Use both together: robots.txt to control who can access what, llms.txt to help AI systems understand the content you do want to share. Neither replaces the other.
A minimal, spec-compliant llms.txt file. Copy this as a starting point and customize for your site.
# My Project > A brief description of what this project does and who it's for. ## Docs - [Getting Started](https://example.com/docs/getting-started): Quick setup guide - [API Reference](https://example.com/docs/api): Full API documentation - [Configuration](https://example.com/docs/config): Configuration options ## Examples - [Basic Usage](https://example.com/examples/basic): Minimal working example - [Advanced](https://example.com/examples/advanced): Complex use cases ## Optional - [Blog](https://example.com/blog): Latest updates and tutorials - [Changelog](https://example.com/changelog): Version history
llms.txt is a proposed standard that provides a structured Markdown file at /llms.txt on your website. Sometimes called an "AI sitemap" or "robots.txt for AI," it helps AI systems like ChatGPT, Claude, and Perplexity understand your site's content, documentation, and APIs without crawling every page.

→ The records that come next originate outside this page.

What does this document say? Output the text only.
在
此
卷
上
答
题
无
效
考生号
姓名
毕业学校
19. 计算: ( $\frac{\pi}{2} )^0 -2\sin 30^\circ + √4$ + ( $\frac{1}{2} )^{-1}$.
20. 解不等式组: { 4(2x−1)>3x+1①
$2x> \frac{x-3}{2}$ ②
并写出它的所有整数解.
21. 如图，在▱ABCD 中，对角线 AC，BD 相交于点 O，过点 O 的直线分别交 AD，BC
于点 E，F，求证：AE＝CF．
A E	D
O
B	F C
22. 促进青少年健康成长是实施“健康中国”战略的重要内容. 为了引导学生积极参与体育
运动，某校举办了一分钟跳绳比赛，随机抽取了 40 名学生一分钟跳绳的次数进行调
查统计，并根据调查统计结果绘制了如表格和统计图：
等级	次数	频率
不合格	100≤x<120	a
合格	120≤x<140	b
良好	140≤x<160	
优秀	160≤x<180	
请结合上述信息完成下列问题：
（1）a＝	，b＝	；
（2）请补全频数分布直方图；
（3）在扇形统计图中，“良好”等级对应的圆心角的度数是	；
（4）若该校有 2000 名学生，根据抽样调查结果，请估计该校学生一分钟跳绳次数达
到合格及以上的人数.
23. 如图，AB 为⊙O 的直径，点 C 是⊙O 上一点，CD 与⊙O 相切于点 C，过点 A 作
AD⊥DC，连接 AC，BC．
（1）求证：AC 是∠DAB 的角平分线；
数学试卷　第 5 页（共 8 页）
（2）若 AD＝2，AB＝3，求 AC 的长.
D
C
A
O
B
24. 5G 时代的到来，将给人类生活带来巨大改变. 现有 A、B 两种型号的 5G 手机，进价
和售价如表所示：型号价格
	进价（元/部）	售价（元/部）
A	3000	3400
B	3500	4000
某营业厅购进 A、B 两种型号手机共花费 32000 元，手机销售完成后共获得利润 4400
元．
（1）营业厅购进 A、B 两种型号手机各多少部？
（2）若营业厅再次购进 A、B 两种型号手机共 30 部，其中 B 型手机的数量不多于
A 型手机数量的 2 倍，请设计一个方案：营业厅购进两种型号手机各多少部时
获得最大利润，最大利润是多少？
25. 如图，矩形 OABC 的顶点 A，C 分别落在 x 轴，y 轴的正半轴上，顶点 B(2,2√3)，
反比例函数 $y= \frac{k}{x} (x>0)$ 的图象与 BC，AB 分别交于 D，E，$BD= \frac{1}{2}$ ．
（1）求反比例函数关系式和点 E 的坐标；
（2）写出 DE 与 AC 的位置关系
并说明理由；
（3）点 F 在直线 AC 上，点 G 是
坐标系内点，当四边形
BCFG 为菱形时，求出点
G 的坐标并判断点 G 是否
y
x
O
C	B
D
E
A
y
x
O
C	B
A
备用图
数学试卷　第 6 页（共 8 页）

Enter your domain above (e.g., example.com) and click Validate. This checker fetches your /llms.txt server-side (avoiding CORS issues that browser-based validators hit), parses the Markdown structure, and validates it against the official specification including heading hierarchy, link formatting, and required sections.
llms.txt is a concise overview with links to detailed resources. llms-full.txt is an optional companion file that contains the full expanded content inline, so AI systems can consume everything in a single request without following links. This is especially useful for RAG pipelines and "chat with your docs" applications.
robots.txt controls crawler access by telling bots which pages to exclude. llms.txt is the opposite: it tells AI systems which pages to include and how they relate to each other. They complement each other. Use robots.txt for exclusion, llms.txt for structured inclusion.
llms.txt is designed for AI systems and LLM-powered tools, not traditional search engine crawlers. Search engines use robots.txt and XML sitemaps. However, AI search products like Perplexity, ChatGPT Browse, and Google AI Overviews can benefit from a well-structured llms.txt.
llms.txt is a community proposal by Jeremy Howard, not a W3C or IETF standard. It has gained adoption across many sites and AI tools. The specification is published at llmstxt.org and continues to evolve.
For WordPress, place the file in your site root or use a plugin. For Next.js, add it to your public/ directory or create a route handler at /llms.txt. For Nuxt, use the @mdream/nuxt module for automatic generation, or place it in public/llms.txt for a static file.
The ideal range is 20 to 50 links for a standard llms.txt. Focus on your most important documentation, guides, and API references. AI systems have context limits, so a curated file with good descriptions outperforms a massive list of every page on your site.
No. They serve different audiences. sitemap.xml tells search engine crawlers which URLs to index. llms.txt tells AI systems which content matters and how it is structured. Think of llms.txt as an "AI sitemap" that complements your existing sitemap.xml and robots.txt.
Browser-based validators often fail because servers block cross-origin requests. This validator fetches your llms.txt server-side, bypassing CORS entirely. If you still see errors, the server may be blocking non-browser user agents or the file may not exist at the expected path.
Yes. llms.txt provides a structured index ideal for populating vector databases. Use the concise llms.txt as a retrieval map, or use llms-full.txt (which embeds all content inline) for direct ingestion into RAG systems. The section structure maps naturally to document chunks for embedding.